Well, I survived my vacation into the Central American tropics (Panama), and seem to have come back no worse for the wear.
And while much of the rest of the IBM company takes off a few days at the end of the year, I'm firmly ensconced in my Austin stronghold, holding down the fort and bringing home the crazy year that was 2008.
In other words, it's awfully quiet around these parts, though I know for a fact there are a few salespeople scurrying like crazy the next couple days.
To them I say, good luck and good selling, and don't hesitate to call if you need my help.
As for Panama, I had a most excellent visit, and have more stories than propriety and common sense would allow me to extrapolate on in this post (although I will try to share some thoughts on Panama soon).
Instead, I will currently attempt to tie my excursion back to an information technology thread.
There seems to have been a recent ongoing dialogue going on about the opportunity for netbooks.
If voting with one's mouse and credit card is any indication, Amazon.Com probably should have a say, and they already have.
A large majority of the top 25 best-seller slots over the holidays on the e-commerce site have, in fact, been "various permutations of the Eee PC and other souped-down, sub-$500 machines," according to a story on Slate.
I should know, I was one of those customers.
After traversing the market high and low, and giving a great deal of consideration as to what might be the best netbook for me, I ended up purchasing an Acer Inspire One for around $400.
It included a 160MB HD and 1GB RAM, and (thankfully) it runs Windows XP (Vista would bring it to a grinding halt).
It was the only computer I took to Panama, a fact which caused me no small amount of nervous tension.
Sure, I was headed off on vacation, but I take my computers everywhere. Don't you?
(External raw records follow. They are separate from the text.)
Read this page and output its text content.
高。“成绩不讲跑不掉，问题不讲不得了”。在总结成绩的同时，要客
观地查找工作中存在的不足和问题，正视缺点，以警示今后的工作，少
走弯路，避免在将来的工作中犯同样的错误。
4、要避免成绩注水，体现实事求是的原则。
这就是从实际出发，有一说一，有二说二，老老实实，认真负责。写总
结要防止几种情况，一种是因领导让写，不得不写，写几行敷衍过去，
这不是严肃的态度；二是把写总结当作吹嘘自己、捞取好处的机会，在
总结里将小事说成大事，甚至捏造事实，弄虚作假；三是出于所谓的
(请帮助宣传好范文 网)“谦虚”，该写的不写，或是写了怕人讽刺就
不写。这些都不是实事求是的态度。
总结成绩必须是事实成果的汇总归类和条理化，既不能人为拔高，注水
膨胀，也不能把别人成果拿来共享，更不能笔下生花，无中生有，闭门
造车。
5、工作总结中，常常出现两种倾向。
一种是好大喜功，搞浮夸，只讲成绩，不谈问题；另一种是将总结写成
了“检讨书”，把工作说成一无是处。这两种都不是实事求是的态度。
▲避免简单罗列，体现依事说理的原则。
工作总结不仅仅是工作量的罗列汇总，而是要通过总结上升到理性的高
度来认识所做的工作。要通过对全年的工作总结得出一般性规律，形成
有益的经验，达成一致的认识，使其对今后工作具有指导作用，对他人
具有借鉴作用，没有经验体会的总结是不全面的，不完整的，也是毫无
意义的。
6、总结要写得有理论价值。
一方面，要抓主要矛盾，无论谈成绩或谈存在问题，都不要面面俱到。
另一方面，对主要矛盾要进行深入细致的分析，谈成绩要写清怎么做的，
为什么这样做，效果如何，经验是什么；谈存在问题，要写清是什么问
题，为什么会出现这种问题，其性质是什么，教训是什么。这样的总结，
No, not necessarily to do work work. No, no, no, to stay in touch with the world. To entertain myself. To keep up with what's going on around the planet!
So now that I've had a netbook for a little while now, and now that I've traveled with it as my primary computadora outside the country, I can say I still don't see what all the fuss is about.
Despite a smaller screen and keyboard, and a slower (Intel Atom) processor, the netbook is what I'd call "good enough."
Good enough to stay in touch with friends and family (I called my parents via Skype to wish them a Merry Christmas and to check up on my sister after a minor surgery).
Good enough to stay entertained on a small island (Isla Contadora) where we had no TV or radio (I had downloaded the entire first season of "The Wire" to the Acer via iTunes before the trip. Thank God!!)
Good enough to send video emails via Eyejot (yes, it includes a built-in camera and microphone).
Good enough to download all the photos I took and upload a select few to Facebook to share with my friends as the trip was underway.
Good enough to keep up with the news of the world (including streaming video).
Good enough to run TweetDeck and microblog some of my adventures.
So, for $400, less than the cost of some high-end smartphones out there, I had a fully-functioning PC that didn't weigh me down and let me do the things I needed to get doing done.
The netbook will likely never replace my Macbook Pro as the primary machine, not even if it gets a faster processor.
I value the screen real estate of my MBP too much (not to mention Mac OS X).
But, for a quick trip, either out of the country or down to the coffee shop, it does just the trick.
So, regarding the netbook debate, it's not an either/or proposition.
It's an "and."
How's that for ending a sentence with a conjunction?